Additional Information

Official title Phase I Study of Imatinib, Gemcitabine and Capecitabine in Patients With Solid Tumors
Principal investigator Ralph Hauke, MD
Description OBJECTIVES: Primary - Determine the maximum tolerated dose of gemcitabine hydrochloride and capecitabine when combined with imatinib mesylate in patients with advanced solid tumors. - Determine the toxicity of this regimen in these patients. Secondary - Explore the antitumor activity of this regimen in these patients. OUTLINE: This is a dose-escalation study of gemcitabine and capecitabine.
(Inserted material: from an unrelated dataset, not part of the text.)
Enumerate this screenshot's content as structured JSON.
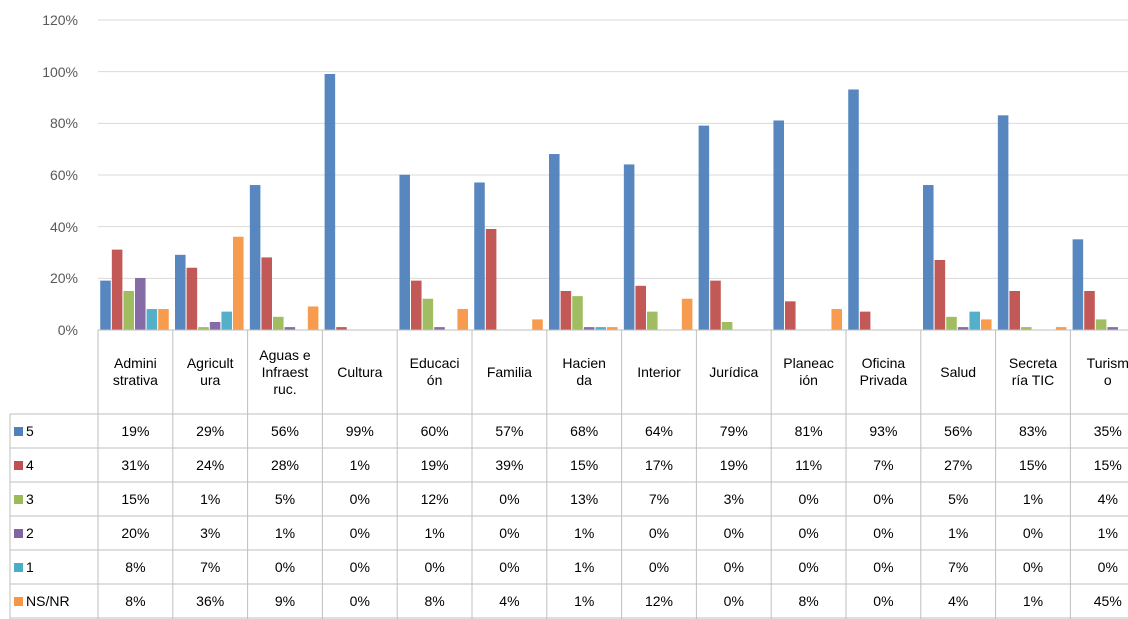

Patients receive oral imatinib mesylate once daily on days 1-5 and 8-12, gemcitabine hydrochloride IV on days 3 and 10, and oral capecitabine twice daily on days 1-14. Treatment repeats every 21 days for at least 2 courses in the absence of progressive disease or unacceptable toxicity. Cohorts of 3-6 patients receive escalating doses of gemcitabine hydrochloride and capecitabine until the maximum tolerated dose (MTD) is determined. The MTD is defined as the dose preceding that at which 2 of 3 or 2 of 6 patients experience dose-limiting toxicity. Existing paraffin-embedded tissue blocks from patients diagnosed with melanoma or renal cell carcinoma will be assessed for c-kit mutations by polymerase chain reaction and direct sequencing of both juxtamembrane domains (exons 9 and 11) and tyrosine kinase domain (exon 13 and 17). (Begins 12-11-2008) PROJECTED ACCRUAL: Closed to patient accrual 12/11/2008.
Trial information was received from ClinicalTrials.gov and was last updated in July 2010.
Information provided to ClinicalTrials.gov by University of Nebraska.